Robert went down for more liquor. He came back with a bottle, tonic, a tumbler of ice, a small dish of lime slices. I exclaimed at the sudden abundance and lit a joint.
“Let me tell you about Colombia,” I offered, wheezing out a lungful of dope.
“Excellent,” Robert said. “This will be the third or fourth version I’ve gotten. The novelist inside me rejoices.”
“We had no idea what fate held in store for anybody,” I said. “You have to picture all this by the way I tell it to you. I mean it was his movie, but it’s kind of my movie too. Bearing us all to the bloody slaughterhouse.”
“Fantasy island,” Robert said, coughing up smoke, splashing vodka over ice.
“The way is slippery, you understand. No flares or impaled natives’ heads to mark the route.” I began to whisper. “Only this bottle of Smirnoff’s and these blinking skyscrapers.” They were starting to inhabit me, all of them: Paul, Irma, Ray, Valentina. And Michael. Yes, especially Michael. “Oh yes, amigo. There we were, playing a hand of Where He Shoves It . . .” Moved by a stoned, mournful, expansive impulse I burst into song: “South of the border, down Mexico way . . .”

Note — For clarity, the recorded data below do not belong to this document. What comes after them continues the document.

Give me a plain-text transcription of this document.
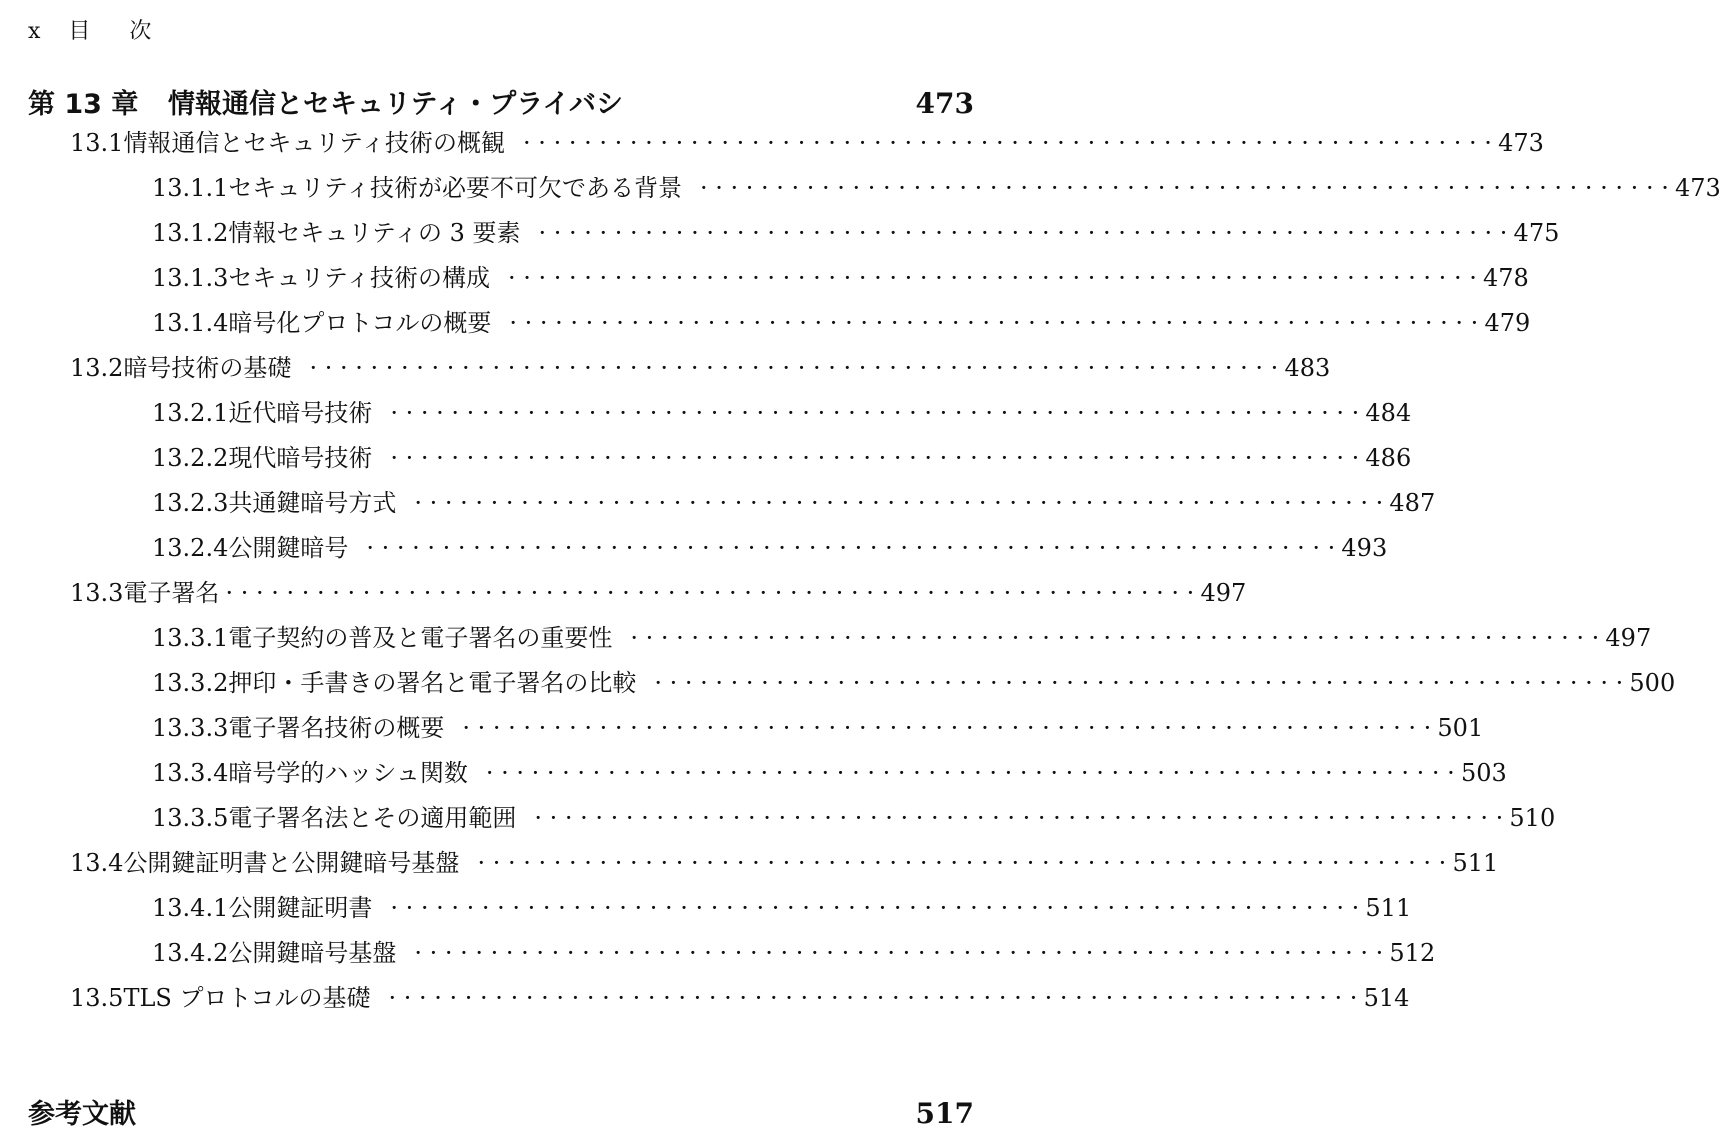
x 目 次
第 13 章	情報通信とセキュリティ・プライバシ	473
13.1 情報通信とセキュリティ技術の概観 · · · · · · · · · · · · · · · · · · · · · · · · · · · · · · · · · · · · · · · · · · · · · · · · · · · · · · · · · · · · · · · · 473
13.1.1 セキュリティ技術が必要不可欠である背景 · · · · · · · · · · · · · · · · · · · · · · · · · · · · · · · · · · · · · · · · · · · · · · · · · · · · · · · · · · · · · · · · 473
13.1.2 情報セキュリティの 3 要素 · · · · · · · · · · · · · · · · · · · · · · · · · · · · · · · · · · · · · · · · · · · · · · · · · · · · · · · · · · · · · · · · 475
13.1.3 セキュリティ技術の構成 · · · · · · · · · · · · · · · · · · · · · · · · · · · · · · · · · · · · · · · · · · · · · · · · · · · · · · · · · · · · · · · · 478
13.1.4 暗号化プロトコルの概要 · · · · · · · · · · · · · · · · · · · · · · · · · · · · · · · · · · · · · · · · · · · · · · · · · · · · · · · · · · · · · · · · 479
13.2 暗号技術の基礎 · · · · · · · · · · · · · · · · · · · · · · · · · · · · · · · · · · · · · · · · · · · · · · · · · · · · · · · · · · · · · · · · 483
13.2.1 近代暗号技術 · · · · · · · · · · · · · · · · · · · · · · · · · · · · · · · · · · · · · · · · · · · · · · · · · · · · · · · · · · · · · · · · 484
13.2.2 現代暗号技術 · · · · · · · · · · · · · · · · · · · · · · · · · · · · · · · · · · · · · · · · · · · · · · · · · · · · · · · · · · · · · · · · 486
13.2.3 共通鍵暗号方式 · · · · · · · · · · · · · · · · · · · · · · · · · · · · · · · · · · · · · · · · · · · · · · · · · · · · · · · · · · · · · · · · 487
13.2.4 公開鍵暗号 · · · · · · · · · · · · · · · · · · · · · · · · · · · · · · · · · · · · · · · · · · · · · · · · · · · · · · · · · · · · · · · · 493
13.3 電子署名 · · · · · · · · · · · · · · · · · · · · · · · · · · · · · · · · · · · · · · · · · · · · · · · · · · · · · · · · · · · · · · · · 497
13.3.1 電子契約の普及と電子署名の重要性 · · · · · · · · · · · · · · · · · · · · · · · · · · · · · · · · · · · · · · · · · · · · · · · · · · · · · · · · · · · · · · · · 497
13.3.2 押印・手書きの署名と電子署名の比較 · · · · · · · · · · · · · · · · · · · · · · · · · · · · · · · · · · · · · · · · · · · · · · · · · · · · · · · · · · · · · · · · 500
13.3.3 電子署名技術の概要 · · · · · · · · · · · · · · · · · · · · · · · · · · · · · · · · · · · · · · · · · · · · · · · · · · · · · · · · · · · · · · · · 501
13.3.4 暗号学的ハッシュ関数 · · · · · · · · · · · · · · · · · · · · · · · · · · · · · · · · · · · · · · · · · · · · · · · · · · · · · · · · · · · · · · · · 503
13.3.5 電子署名法とその適用範囲 · · · · · · · · · · · · · · · · · · · · · · · · · · · · · · · · · · · · · · · · · · · · · · · · · · · · · · · · · · · · · · · · 510
13.4 公開鍵証明書と公開鍵暗号基盤 · · · · · · · · · · · · · · · · · · · · · · · · · · · · · · · · · · · · · · · · · · · · · · · · · · · · · · · · · · · · · · · · 511
13.4.1 公開鍵証明書 · · · · · · · · · · · · · · · · · · · · · · · · · · · · · · · · · · · · · · · · · · · · · · · · · · · · · · · · · · · · · · · · 511
13.4.2 公開鍵暗号基盤 · · · · · · · · · · · · · · · · · · · · · · · · · · · · · · · · · · · · · · · · · · · · · · · · · · · · · · · · · · · · · · · · 512
13.5 TLS プロトコルの基礎 · · · · · · · · · · · · · · · · · · · · · · · · · · · · · · · · · · · · · · · · · · · · · · · · · · · · · · · · · · · · · · · · 514
参考文献	517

“You are bombed, my dear.”
“Just setting up the mood. We want that Orson Welles, Marlene Dietrich atmosphere . . .” I stalked around the picnic table, hunching my shoulder like Nosferatu. I had an exalting sense of the Chelsea roof as the recurring center of a cosmic, convoluted narrative. I really did feel myself a tenant in space and time, whisked back to the patio of the Caribe or the Capilla del Mar, flanked by sex-hungry soldiers waving their submachine guns. “You are getting the altitude sickness, señor. And now we are in the bruise-purple clouds that squat bestride the majestic Andes . . . it was a long time ago, amigo . . . Who would believe we would ever be this old this tired-out this hopeless . . . our sagging bellies dewlapped like bulls’ throats, these hanging wallets of flesh . . . and as far as my memory goes, I had him buried as decently as the place would permit . . .”
I took a long hit off the joint and felt the empty air where I thought my head was.